Mulvaney Reveals How Gov’t is Trying to Get Federal Employees to Quit

So it turns out that Mick Mulvaney may have had an ulterior motive when he sought to move employees of the Consumer Financial Protection Bureau to offices outside of Washington, D.C.

Speaking at an event in his home state of South Carolina on Friday night, Mulvaney said that moving employees of the federal government out of Washington, D.C., is a “wonderful way” to “drain the swamp” because those employees will likely quit rather than move.
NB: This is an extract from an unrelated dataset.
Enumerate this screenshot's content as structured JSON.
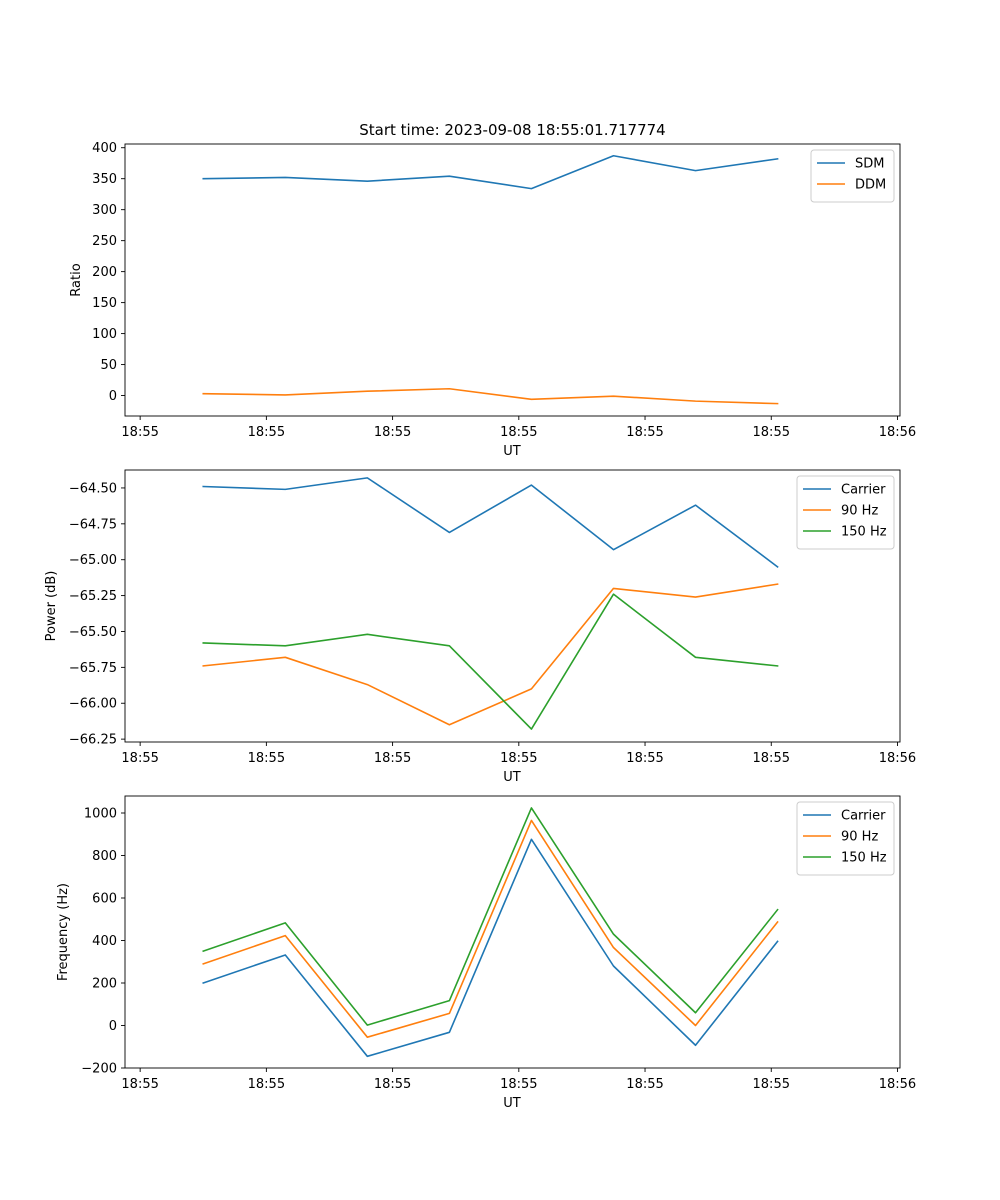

Mulvaney said during his speech that he tried to do with when he was at the CFPB, and relocate the agency’s headquarters to Cleveland, but legislation barred him from doing that. Nonetheless, there was still a report that the CFPB was considering relocating some employees from Washington, D.C. to a satellite office in Dallas. At the time, reducing expenses was cited as the reason why the employees would be moved, but after his remarks on Friday, it could be that Mulvaney had a different motive.

The Department of Agriculture moved two offices to Kansas City, and Mulvaney said that a majority of the workers quit rather than be relocated.

“Guess what happened? More than half the people quit. Now, it’s nearly impossible to fire a federal worker. I know that because a lot of them work for me, and I’ve tried. You can’t do it.

“By simply saying to people, ‘You know what, we’re going to take you outside the bubble, outside the Beltway, outside this liberal haven of Washington, D.C., and move you out to the real part of the country, and they quit.

“What a wonderful way to sort of streamline government and do what we haven’t been able to do for a long time,” concluded, adding, “even that was difficult to do.”